Stephen Battle is an architect with the World Monuments Fund who told us that the wonder of Lalibela is undermined because the rock is not rock solid.

Stephen Battle: When you build a conventional building, you go to a quarry and you have different types of stone. And you try to select the best stone. You leave the bad things behind. If you carve a church out of the mountainside, you don’t have that luxury. And so, typically, in one of the churches here, you get good stone. And a lot of it is good stone. But then you also get really bad stone and actually very bad stone, which is very soft indeed. And over time, if you touch it, it even crumbles.

Simon Warrack: And this is one of the most sacred parts of Lalibela.

We saw the good and the bad in the room where King Lalibela was buried.

Scott Pelley: This is one of the best preserved sculptures I’ve seen in Lalibela.

Simon Warrack: Yes. This is very beautiful. And they are also painted.

Simon Warrack is a master stonemason, also with the World Monuments Fund, a US-based charity that preserves some of humanity’s great achievements.

Warrack has repaired European cathedrals and Roman antiquities. But Lalibela is more complicated because of the sincere belief that angels worked this stone.

Scott Pelley: Simon, you can’t actually cut this stone to fit a new piece into it, because the stone you would cut is sacred.

Simon Warrack: Yes, this was one of the first big problems I ran into. If we ever had to drill a hole to reinforce it and put a pin in it, we had to discuss it with the priests. They collected the dust. There was a whole process of touching the fabric of the church.

Scott Pelley: The priests have collected the dust?

Simon Warrack: Yes, yes.

That was the problem when Warrack was asked to bring the cross back to life in a window without disturbing the fragment that was left.

Scott Pelley: So this cross was not there.

Simon Warrack: This was completely gone, yes. It was still a very thin piece of stone.

Simon Warrack: So I hollowed out the back of the cross shape that we were inserting so it fit over the original stone, kind of like a dentist. And so we were able to keep this little piece of stone, which, in terms of brick masonry, is crazy. But you have to do that in situations like this.

There have been other crazy conservation ideas. A decade ago, five umbrellas were built to keep the sky from pouring down.

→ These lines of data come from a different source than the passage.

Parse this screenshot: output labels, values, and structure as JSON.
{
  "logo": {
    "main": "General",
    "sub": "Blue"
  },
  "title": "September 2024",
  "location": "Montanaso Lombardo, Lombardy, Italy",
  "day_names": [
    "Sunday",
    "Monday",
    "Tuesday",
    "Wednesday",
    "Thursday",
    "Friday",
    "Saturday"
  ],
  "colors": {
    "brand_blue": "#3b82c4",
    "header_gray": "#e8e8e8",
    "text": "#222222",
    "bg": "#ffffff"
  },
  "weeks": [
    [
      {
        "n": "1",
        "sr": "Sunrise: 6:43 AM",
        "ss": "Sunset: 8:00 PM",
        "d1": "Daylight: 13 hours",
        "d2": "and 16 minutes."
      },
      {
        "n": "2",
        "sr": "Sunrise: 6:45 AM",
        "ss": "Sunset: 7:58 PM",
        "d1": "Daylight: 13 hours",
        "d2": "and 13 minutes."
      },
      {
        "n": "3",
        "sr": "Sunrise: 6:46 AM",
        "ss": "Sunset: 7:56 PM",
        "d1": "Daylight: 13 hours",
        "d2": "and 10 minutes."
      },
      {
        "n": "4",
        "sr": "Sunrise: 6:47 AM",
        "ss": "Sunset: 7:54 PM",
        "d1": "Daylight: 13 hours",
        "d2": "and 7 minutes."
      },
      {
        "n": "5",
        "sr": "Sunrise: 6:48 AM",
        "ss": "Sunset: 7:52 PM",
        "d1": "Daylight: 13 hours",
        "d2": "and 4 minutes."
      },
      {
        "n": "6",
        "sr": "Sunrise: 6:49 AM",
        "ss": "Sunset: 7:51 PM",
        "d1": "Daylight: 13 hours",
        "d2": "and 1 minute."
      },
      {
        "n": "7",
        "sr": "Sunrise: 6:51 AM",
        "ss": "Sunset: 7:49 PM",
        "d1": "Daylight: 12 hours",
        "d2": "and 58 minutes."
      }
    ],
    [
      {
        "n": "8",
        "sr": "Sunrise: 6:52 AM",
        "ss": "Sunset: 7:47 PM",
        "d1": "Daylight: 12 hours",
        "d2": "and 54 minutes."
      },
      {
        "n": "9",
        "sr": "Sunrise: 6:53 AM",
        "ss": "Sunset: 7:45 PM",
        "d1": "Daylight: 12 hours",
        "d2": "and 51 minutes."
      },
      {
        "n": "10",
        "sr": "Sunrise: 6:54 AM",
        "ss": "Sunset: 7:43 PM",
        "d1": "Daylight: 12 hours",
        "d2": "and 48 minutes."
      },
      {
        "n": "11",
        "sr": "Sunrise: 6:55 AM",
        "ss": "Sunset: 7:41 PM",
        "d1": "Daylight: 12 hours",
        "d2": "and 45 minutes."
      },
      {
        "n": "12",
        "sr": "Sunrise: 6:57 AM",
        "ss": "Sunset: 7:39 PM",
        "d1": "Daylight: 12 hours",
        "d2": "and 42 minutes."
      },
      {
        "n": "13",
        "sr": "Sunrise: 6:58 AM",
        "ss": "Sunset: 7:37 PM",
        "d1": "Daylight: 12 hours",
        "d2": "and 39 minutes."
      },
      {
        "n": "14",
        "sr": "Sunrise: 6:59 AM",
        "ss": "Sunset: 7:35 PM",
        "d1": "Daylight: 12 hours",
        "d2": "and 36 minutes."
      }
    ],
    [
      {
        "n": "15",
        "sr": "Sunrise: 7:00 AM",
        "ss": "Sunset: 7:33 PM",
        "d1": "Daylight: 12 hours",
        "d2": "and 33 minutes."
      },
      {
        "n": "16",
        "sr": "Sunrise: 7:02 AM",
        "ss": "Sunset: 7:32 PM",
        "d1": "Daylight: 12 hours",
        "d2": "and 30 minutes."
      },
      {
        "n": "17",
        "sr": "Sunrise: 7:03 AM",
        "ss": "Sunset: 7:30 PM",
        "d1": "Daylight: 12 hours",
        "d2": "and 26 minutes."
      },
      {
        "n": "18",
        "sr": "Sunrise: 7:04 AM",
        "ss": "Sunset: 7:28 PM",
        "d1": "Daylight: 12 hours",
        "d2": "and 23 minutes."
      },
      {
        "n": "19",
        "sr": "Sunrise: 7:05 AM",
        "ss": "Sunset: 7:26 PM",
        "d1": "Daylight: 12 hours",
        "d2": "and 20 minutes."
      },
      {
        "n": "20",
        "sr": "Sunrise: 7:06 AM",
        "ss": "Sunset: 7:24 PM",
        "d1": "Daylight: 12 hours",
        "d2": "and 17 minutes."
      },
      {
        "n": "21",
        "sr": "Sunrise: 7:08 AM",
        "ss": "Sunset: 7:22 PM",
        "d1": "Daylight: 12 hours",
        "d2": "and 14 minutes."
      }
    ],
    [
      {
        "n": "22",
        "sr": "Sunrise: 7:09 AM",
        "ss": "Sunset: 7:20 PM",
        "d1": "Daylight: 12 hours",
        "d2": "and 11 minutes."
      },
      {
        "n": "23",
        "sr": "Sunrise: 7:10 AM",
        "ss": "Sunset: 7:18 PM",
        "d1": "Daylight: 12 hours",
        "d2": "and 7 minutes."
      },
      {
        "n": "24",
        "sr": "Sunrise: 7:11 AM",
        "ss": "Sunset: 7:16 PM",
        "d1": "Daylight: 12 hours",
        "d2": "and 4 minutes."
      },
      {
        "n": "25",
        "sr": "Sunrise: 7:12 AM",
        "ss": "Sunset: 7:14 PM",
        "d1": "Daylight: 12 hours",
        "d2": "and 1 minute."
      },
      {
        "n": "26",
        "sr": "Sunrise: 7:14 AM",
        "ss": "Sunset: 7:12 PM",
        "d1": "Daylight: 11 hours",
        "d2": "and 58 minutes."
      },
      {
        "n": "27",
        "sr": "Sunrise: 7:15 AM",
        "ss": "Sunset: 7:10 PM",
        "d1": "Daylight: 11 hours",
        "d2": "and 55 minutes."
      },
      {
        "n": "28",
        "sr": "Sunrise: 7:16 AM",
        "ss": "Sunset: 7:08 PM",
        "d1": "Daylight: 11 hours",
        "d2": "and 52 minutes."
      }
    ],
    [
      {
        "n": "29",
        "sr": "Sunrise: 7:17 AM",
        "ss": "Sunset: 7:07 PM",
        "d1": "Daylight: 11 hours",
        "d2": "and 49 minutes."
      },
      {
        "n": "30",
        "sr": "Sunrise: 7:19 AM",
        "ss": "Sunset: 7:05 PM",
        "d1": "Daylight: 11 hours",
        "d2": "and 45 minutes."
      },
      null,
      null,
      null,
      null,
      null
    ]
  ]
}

Stephen Battle: Locals call them gas station roofs. And I think it’s a pretty suitable way to describe them. So you can imagine that we have this extraordinary site with some of the most beautiful buildings in the world with extraordinary, enormous, spiritual significance. And there are a lot of gas station roofs placed over it. It’s really not compatible, it’s not appropriate.

Unholy to behold, the roofs became a lesson in the law of unintended consequences. The churches were too wet, now they are too dry.

Scott Pelley: For the first time in 900 years it hasn’t been rained on.

Stephen Battle: Just right. And so the stone contracts much more than ever before. And what happens is that at the micro level, this causes minor glitches and the stone starts to crumble.

The roofs were intended to be temporary and must be repaired within a few years. Stephen Battle prays that they will be removed entirely and replaced with intensive maintenance. To this end, the World Heritage Fund is teaching dozens of Lalibela’s priests and lay people to conserve nature in the hope that a host can protect the heavenly for centuries to come.

Scott Pelley: How long can they last?

Stephen Battle: Well, another 900 years, if they are properly cared for. Oh yes, absolutely without a doubt, if they are properly cared for.

Even after another millennia, we probably won’t know for sure the answer to why. Why try what seemed impossible? No answer was clear until we got away from what we saw Christmas Day. In the Old Testament, Isaiah advises those who seek God, “Look at the rock from which you were cut and the quarry from which you were cut.” Whoever cut this rock, angel or man, understood that faith is never washed away in the presence of a miracle.

Produced by Nicole Young. Associate producer, Katie Kerbstat. Broadcaster, Ian Flickinger.